Hungary’s inflation set to accelerate despite soft March data

(MTI) – Hungary’s consumer inflation is set to jump higher later this year on the back of base effects stemming from the previous utility price cuts, London-based emerging markets economists said on Friday.

Consumer prices rose just 0.1 percent last month from March 2013. London-based analysts had expected a slight acceleration in March, with forecasts varying in a narrow 0.2-0.4 percent range.

Economists at Goldman Sachs said after the data release that they still expect inflation to increase moderately in the second quarter, albeit from a lower level, as base effects reduce the disinflationary impact of the utility price cuts.

“We expect inflation to stay below 1 percent for most of the year but expect a sharper acceleration at end-2014 to early 2015, as base effects related to the second round of utility price cuts push headline higher … Barring additional regulatory price cuts, inflation should reach the [3 percent medium-term] target in 2015”.

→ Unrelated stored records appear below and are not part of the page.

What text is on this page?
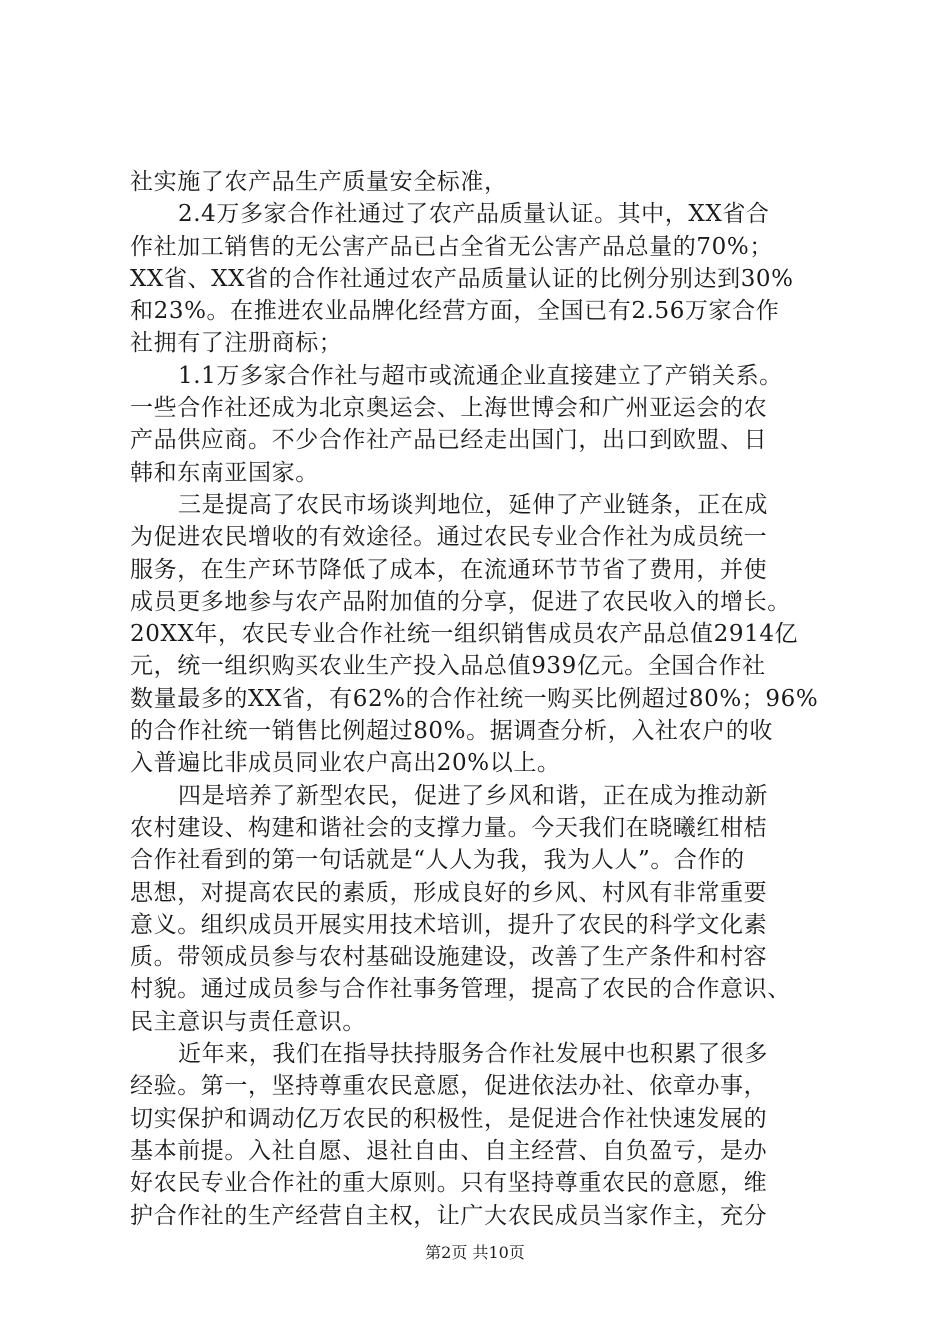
社实施了农产品生产质量安全标准，
2.4万多家合作社通过了农产品质量认证。其中，XX省合
作社加工销售的无公害产品已占全省无公害产品总量的70%；
XX省、XX省的合作社通过农产品质量认证的比例分别达到30%
和23%。在推进农业品牌化经营方面，全国已有2.56万家合作
社拥有了注册商标；
1.1万多家合作社与超市或流通企业直接建立了产销关系。
一些合作社还成为北京奥运会、上海世博会和广州亚运会的农
产品供应商。不少合作社产品已经走出国门，出口到欧盟、日
韩和东南亚国家。
三是提高了农民市场谈判地位，延伸了产业链条，正在成
为促进农民增收的有效途径。通过农民专业合作社为成员统一
服务，在生产环节降低了成本，在流通环节节省了费用，并使
成员更多地参与农产品附加值的分享，促进了农民收入的增长。
20XX年，农民专业合作社统一组织销售成员农产品总值2914亿
元，统一组织购买农业生产投入品总值939亿元。全国合作社
数量最多的XX省，有62%的合作社统一购买比例超过80%；96%
的合作社统一销售比例超过80%。据调查分析，入社农户的收
入普遍比非成员同业农户高出20%以上。
四是培养了新型农民，促进了乡风和谐，正在成为推动新
农村建设、构建和谐社会的支撑力量。今天我们在晓曦红柑桔
合作社看到的第一句话就是“人人为我，我为人人”。合作的
思想，对提高农民的素质，形成良好的乡风、村风有非常重要
意义。组织成员开展实用技术培训，提升了农民的科学文化素
质。带领成员参与农村基础设施建设，改善了生产条件和村容
村貌。通过成员参与合作社事务管理，提高了农民的合作意识、
民主意识与责任意识。
近年来，我们在指导扶持服务合作社发展中也积累了很多
经验。第一，坚持尊重农民意愿，促进依法办社、依章办事，
切实保护和调动亿万农民的积极性，是促进合作社快速发展的
基本前提。入社自愿、退社自由、自主经营、自负盈亏，是办
好农民专业合作社的重大原则。只有坚持尊重农民的意愿，维
护合作社的生产经营自主权，让广大农民成员当家作主，充分
第2页 共10页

Analysts at JP Morgan said that inflation is likely to drift higher in the coming months and will jump above an annual 2 percent in December.

Because energy price cuts this year are smaller than those enacted last year, base effects will push inflation higher over the second half of the year. “We expect headline and core inflation to converge at the 3 percent CPI target in the 2nd quarter of 2015 and stabilize around that level for the rest of the year”.

They added they continue to see one more 10 basis point rate cut to 2.5 percent this month by the central bank, followed by stable rates until the second quarter of 2015.

“While not our base case, the [Monetary Council] could cut rates below 2.5 percent if the ECB eases, the forint appreciates strongly or the growth outlook deteriorates … We expect rate hikes to start only in the second quarter of next year, in contrast to consensus expectation for rate hikes to 3 percent by end-2014”, JP Morgan’s analysts said.